Continuam engavetados.
Para
afastar os fantasmas e desanuviar o ambiente, talvez valha a pena fechar um
acordo preliminar na sociedade: o marco regulatório não conterá nenhum
dispositivo que fira a Constituição, mas contemplará todos os dispositivos
sobre comunicação social inscritos na Carta Magna, sem relegar ao abandono
nenhum deles. Ou seja, a Constituição não pode ser arranhada, tampouco pode ser
desfigurada. Trata-se de cumpri-la. Na íntegra.
Os
princípios que, segundo a Cosntituição, devem reger a comunicação social no
Brasil são:
- liberdade de imprensa (art.220 da Constituição, parágrafos 1˚ e 2˚);
- respeito ao sigilo da fonte (artigo 5˚, inciso XIV);
- os meios de comunicação não podem, direta ou indiretamente, ser objeto de monopólio ou oligopólio (art.220, parágrafo 5˚);
- complementaridade nas concessões na radiodifusão entre o sistema público, estatal e privado (art.223, caput);
- respeito à intimidade, à privacidade, à imagem, à honra dos cidadãos (art.5˚, inciso X);
- direito de resposta proporcional ao agravo, além da indenização por dano material e moral à imagem (art.5˚, inciso V);
- preferência na radiodifusão às finalidades educativas, artísticas, culturais e informativas (art.221, inciso I);
- promoção e defesa da cultura nacional e das culturas regionais (art.221, incisos II e III);
- estímulo à produção independente (art.221, inciso II);
- defesa da família, da criança.
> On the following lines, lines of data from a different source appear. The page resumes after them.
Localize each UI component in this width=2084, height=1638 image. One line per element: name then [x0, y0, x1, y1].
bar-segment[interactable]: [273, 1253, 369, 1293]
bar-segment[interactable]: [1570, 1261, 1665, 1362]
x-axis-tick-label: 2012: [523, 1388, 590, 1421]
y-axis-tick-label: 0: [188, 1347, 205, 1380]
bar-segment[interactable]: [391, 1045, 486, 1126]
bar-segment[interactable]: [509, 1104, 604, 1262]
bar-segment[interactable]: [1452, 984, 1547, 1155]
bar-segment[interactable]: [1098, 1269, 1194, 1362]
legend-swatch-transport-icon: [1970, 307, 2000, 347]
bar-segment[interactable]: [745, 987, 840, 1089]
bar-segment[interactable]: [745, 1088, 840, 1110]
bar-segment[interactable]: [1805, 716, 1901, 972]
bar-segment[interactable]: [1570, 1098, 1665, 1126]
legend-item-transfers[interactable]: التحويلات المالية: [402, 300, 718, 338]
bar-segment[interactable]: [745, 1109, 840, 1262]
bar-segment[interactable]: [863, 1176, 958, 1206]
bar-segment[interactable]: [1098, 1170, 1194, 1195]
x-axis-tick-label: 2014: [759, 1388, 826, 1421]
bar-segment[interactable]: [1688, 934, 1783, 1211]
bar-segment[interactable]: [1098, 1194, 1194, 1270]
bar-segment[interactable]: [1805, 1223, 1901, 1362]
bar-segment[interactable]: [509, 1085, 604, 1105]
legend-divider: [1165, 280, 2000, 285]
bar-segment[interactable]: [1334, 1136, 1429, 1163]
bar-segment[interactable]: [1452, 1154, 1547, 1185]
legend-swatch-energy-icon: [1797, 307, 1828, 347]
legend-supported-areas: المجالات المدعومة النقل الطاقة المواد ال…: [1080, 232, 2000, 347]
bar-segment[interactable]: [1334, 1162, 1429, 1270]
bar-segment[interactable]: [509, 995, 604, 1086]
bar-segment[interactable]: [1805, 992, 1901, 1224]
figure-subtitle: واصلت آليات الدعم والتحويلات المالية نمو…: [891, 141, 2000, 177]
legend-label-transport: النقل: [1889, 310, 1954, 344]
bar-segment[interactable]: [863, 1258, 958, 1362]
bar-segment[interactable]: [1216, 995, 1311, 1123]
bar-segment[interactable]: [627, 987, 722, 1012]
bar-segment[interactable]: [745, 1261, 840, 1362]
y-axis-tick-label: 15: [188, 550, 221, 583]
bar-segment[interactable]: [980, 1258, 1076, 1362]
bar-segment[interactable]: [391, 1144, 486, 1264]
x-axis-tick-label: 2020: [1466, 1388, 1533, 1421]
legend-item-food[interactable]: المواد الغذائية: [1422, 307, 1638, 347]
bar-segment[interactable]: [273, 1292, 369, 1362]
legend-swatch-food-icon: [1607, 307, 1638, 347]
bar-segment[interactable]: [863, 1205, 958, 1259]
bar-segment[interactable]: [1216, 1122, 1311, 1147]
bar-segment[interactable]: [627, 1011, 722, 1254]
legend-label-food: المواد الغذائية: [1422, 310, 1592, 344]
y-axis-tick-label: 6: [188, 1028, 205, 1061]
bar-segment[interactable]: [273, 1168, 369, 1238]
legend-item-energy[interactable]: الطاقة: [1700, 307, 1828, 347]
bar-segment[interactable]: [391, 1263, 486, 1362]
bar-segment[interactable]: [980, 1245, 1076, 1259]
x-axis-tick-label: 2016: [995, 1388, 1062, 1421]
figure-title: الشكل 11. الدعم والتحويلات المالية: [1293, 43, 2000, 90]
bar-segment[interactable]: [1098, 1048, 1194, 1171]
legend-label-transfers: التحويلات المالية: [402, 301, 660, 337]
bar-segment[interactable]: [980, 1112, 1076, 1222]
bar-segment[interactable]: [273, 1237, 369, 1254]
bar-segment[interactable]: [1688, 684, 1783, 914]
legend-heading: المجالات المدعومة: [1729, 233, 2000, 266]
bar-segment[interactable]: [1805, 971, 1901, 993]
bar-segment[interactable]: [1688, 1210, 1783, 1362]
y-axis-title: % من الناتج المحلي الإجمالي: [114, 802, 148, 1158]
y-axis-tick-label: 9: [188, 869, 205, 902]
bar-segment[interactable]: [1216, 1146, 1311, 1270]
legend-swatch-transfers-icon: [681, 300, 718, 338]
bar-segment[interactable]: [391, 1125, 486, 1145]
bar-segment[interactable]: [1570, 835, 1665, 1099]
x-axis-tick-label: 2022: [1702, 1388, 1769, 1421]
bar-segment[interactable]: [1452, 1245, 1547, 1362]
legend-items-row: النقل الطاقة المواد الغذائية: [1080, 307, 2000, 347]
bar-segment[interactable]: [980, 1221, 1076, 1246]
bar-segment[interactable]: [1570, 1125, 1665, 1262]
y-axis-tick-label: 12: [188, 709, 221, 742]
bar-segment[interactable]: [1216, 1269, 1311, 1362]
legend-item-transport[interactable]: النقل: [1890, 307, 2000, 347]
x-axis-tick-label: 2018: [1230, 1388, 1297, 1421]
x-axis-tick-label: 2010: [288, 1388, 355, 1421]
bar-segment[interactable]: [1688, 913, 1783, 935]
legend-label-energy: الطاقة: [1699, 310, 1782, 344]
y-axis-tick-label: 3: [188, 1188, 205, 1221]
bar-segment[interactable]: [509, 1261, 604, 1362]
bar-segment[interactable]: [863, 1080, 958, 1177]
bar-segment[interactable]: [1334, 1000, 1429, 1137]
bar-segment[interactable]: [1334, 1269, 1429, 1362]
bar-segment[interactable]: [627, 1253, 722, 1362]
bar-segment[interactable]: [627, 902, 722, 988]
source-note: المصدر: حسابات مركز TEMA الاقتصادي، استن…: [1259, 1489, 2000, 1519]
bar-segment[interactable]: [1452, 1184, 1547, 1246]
Defesa da sociedade contra produtos, práticas e serviços que possam ser nocivos à saúde e ao meio ambiente (art.220, inciso I e II, e art.221, inciso IV);
- não ao racismo e à discriminação de um modo geral (art.5˚, inciso XLII e art. 3˚, inciso IV);
- proibição de concessões de TV a pessoas que gozem de imunidade parlamentar e foro especial, como parlamentares e juízes (art.54, inciso I).
O Brasil
só terá a ganhar com a aplicação dos princípios constitucionais que preveem a
ampliação da liberdade de expressão e a democratização dos meios de
comunicação. Eles tendem a estimular o florescimento de um ambiente livre,
fecundo e plural, no qual a sociedade tenha acesso a mais vozes, a amis
opiniões, a mais informação, a mais debate qualificado, a mais entretenimento,
a mais produções culturais – a mais democracia, enfim.